For an average salaried class looking to buy a house the job magnets like Mumbai or Bangalore might be the first choice as the city for living and buying a house, but not for the Non Resident Indians (NRIs). For a large share of expat Indians who wish to make investment back to the country, it is like hometown calling ranks above any other reason.
The choice of high profile NRIs in terms of real estate investment is more of emotional urge to come back to the hometown than the locations that are attractive as job magnets. No wonder, more than three-fourth of NRIs, as many as 78 per cent, wish to invest in their hometown.
Among the NRIs who are investing for the purpose of long-term capital appreciation this percentage even goes up. 82 per cent NRIs would in any case invest in their hometown even when they are advised about fantastic opportunity in some other city. This gives them a sense of security.
The NRIs who are planning to come back and settle in India are also highly inclined to invest in the hometown only. No less than 70 per cent of them are even ready to take up a relatively lesser paying job in the hometown than go for a higher paid job in metro cities. The quality of life ranks high for them as against the high cost of living with more stressed out life.
The third set of NRI buyers, the retiring professionals, are most home sick. As many as 90 per cent of them would definitely buy a house in the hometown only. None of them would risk living a lonely life among the strangers.

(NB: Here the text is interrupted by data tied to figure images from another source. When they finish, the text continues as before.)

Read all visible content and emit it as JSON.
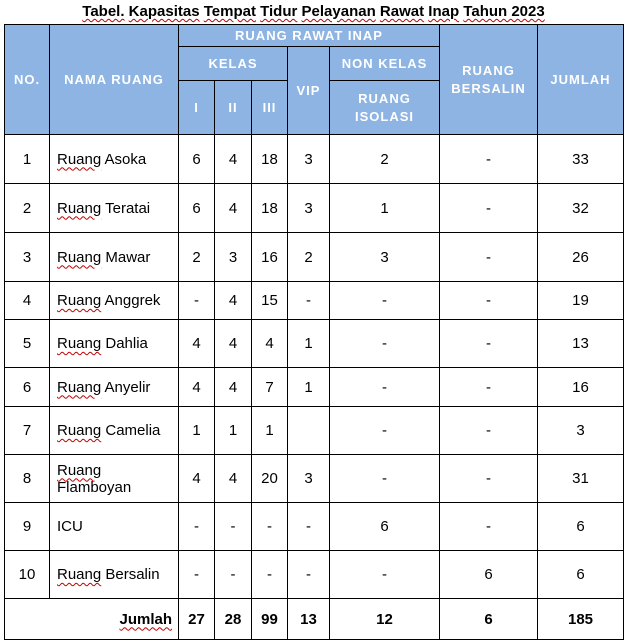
{
  "title": {
    "word_tabel": "Tabel.",
    "word_kapasitas": "Kapasitas",
    "word_tempat": "Tempat",
    "word_tidur": "Tidur",
    "word_pelayanan": "Pelayanan",
    "word_rawat": "Rawat",
    "word_inap": "Inap",
    "word_tahun": "Tahun 2023"
  },
  "header": {
    "no": "NO.",
    "nama_ruang": "NAMA RUANG",
    "ruang_rawat_inap": "RUANG RAWAT INAP",
    "kelas": "KELAS",
    "kelas_i": "I",
    "kelas_ii": "II",
    "kelas_iii": "III",
    "vip": "VIP",
    "non_kelas": "NON KELAS",
    "ruang_isolasi_1": "RUANG",
    "ruang_isolasi_2": "ISOLASI",
    "ruang_bersalin_1": "RUANG",
    "ruang_bersalin_2": "BERSALIN",
    "jumlah": "JUMLAH"
  },
  "rows": [
    {
      "no": "1",
      "prefix": "Ruang",
      "name": "Asoka",
      "i": "6",
      "ii": "4",
      "iii": "18",
      "vip": "3",
      "isolasi": "2",
      "bersalin": "-",
      "jumlah": "33"
    },
    {
      "no": "2",
      "prefix": "Ruang",
      "name": "Teratai",
      "i": "6",
      "ii": "4",
      "iii": "18",
      "vip": "3",
      "isolasi": "1",
      "bersalin": "-",
      "jumlah": "32"
    },
    {
      "no": "3",
      "prefix": "Ruang",
      "name": "Mawar",
      "i": "2",
      "ii": "3",
      "iii": "16",
      "vip": "2",
      "isolasi": "3",
      "bersalin": "-",
      "jumlah": "26"
    },
    {
      "no": "4",
      "prefix": "Ruang",
      "name": "Anggrek",
      "i": "-",
      "ii": "4",
      "iii": "15",
      "vip": "-",
      "isolasi": "-",
      "bersalin": "-",
      "jumlah": "19"
    },
    {
      "no": "5",
      "prefix": "Ruang",
      "name": "Dahlia",
      "i": "4",
      "ii": "4",
      "iii": "4",
      "vip": "1",
      "isolasi": "-",
      "bersalin": "-",
      "jumlah": "13"
    },
    {
      "no": "6",
      "prefix": "Ruang",
      "name": "Anyelir",
      "i": "4",
      "ii": "4",
      "iii": "7",
      "vip": "1",
      "isolasi": "-",
      "bersalin": "-",
      "jumlah": "16"
    },
    {
      "no": "7",
      "prefix": "Ruang",
      "name": "Camelia",
      "i": "1",
      "ii": "1",
      "iii": "1",
      "vip": "",
      "isolasi": "-",
      "bersalin": "-",
      "jumlah": "3"
    },
    {
      "no": "8",
      "prefix": "Ruang",
      "name": "Flamboyan",
      "i": "4",
      "ii": "4",
      "iii": "20",
      "vip": "3",
      "isolasi": "-",
      "bersalin": "-",
      "jumlah": "31"
    },
    {
      "no": "9",
      "prefix": "",
      "name": "ICU",
      "i": "-",
      "ii": "-",
      "iii": "-",
      "vip": "-",
      "isolasi": "6",
      "bersalin": "-",
      "jumlah": "6"
    },
    {
      "no": "10",
      "prefix": "Ruang",
      "name": "Bersalin",
      "i": "-",
      "ii": "-",
      "iii": "-",
      "vip": "-",
      "isolasi": "-",
      "bersalin": "6",
      "jumlah": "6"
    }
  ],
  "total": {
    "label": "Jumlah",
    "i": "27",
    "ii": "28",
    "iii": "99",
    "vip": "13",
    "isolasi": "12",
    "bersalin": "6",
    "jumlah": "185"
  }
}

The top pick for the NRIs in order of preference are:
Chaitanya Verghese, an NRI from Kerala is very bullish to invest in a property either in Kochi. He believes if only the ROI (Return on Investment) would drive his decision to invest then he would prefer to continue working in Manhattan and not come back to India. His reasons to return back is largely goaded by the desire to settle back to home with old-time friends and relatives.

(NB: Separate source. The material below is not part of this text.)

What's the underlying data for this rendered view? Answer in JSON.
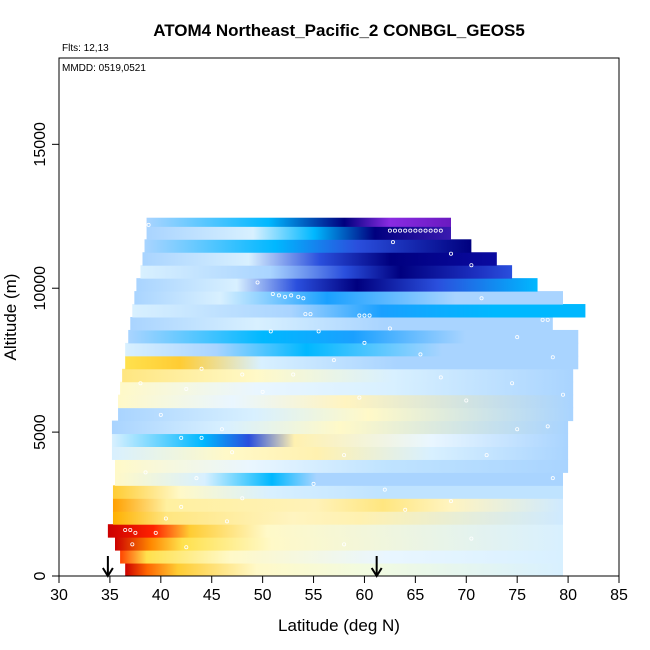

“I don’t want to live with a feeling of an immigrant in my own country once I pack my bags for India. A lot of people tell me there are fantastic real estate opportunities here and there. But then I am not an investor and my investment is for self-use and it is self funded. I want to enjoy life now after having worked overseas for nearly two decades now,” says Verghese.
Rashesh Shah, an NRI from Ahmedabad was advised to invest in Mumbai property and also set up his business over there. He, however, is not convinced and feels even the economic rationale suggests that one should invest in a city like Ahmedabad. The nostalgia of hometown is compounded by his long-term business vision as well.
“The cost of a luxury apartment is fraction of what a premium apartment in Mumbai would cost. Then the cost of doing business per square feet in Ahmedabad is also very less. So, looking at it from comfort & lifestyle that my hometown can offer, added with the lesser uncertainties of a business with lower investment makes Ahmedabad an ideal city for me to invest. Moreover, this city is poised to grow faster than any other city,” says Shah.
Preference for hometown
Best place to invest—78% Hometown, 18% Place of work, 04% Depends
ROI perspective—82% ROI won’t change hometown choice, 18% Depends
Professionals’ India plans? 70% Prefer low-paid job in hometown, 18% Won’t mind metro cities for jobs, 12% Not yet decided
Retiring NRIs—90% Won’t risk living in unknown cities, 10% Not yet decided
Why hometown? 34% Lower ticket size, 48% Family bonding, 18% Multiple reasons
Outlook on metro—58% Saturated, 24% Emerging locations on periphery, 18% Depends on property
Next growth drivers—64% Tier II cities, 24% Low-cost business 12% Tier III cities
The survey tried to find out whether the low-ticket size of the investment makes some of the Tier-II cities score over their metro counterparts. Opinion is divided but one-third of the respondents, as many as 34 per cent, admit the low investment is one of the determining factors.
A whopping 48 per cent nevertheless cite quality of life & family bonding as the major driving force behind the hometown investment. Rest 18 per cent of the respondents have a mix of other reasons.
Doesn’t this go against the financial wisdom of investing into potentially hot real estate destinations for appreciation? Well, contrary to the general perception, majority of the NRIs, 58 per cent think the metro cities are saturated in terms of the price point and future appreciation potential.
A large share of the NRIs, 64 per cent, are pretty convinced that Tier-II cities would be the next growth drivers. This conviction is further goading them to the hometown for investments.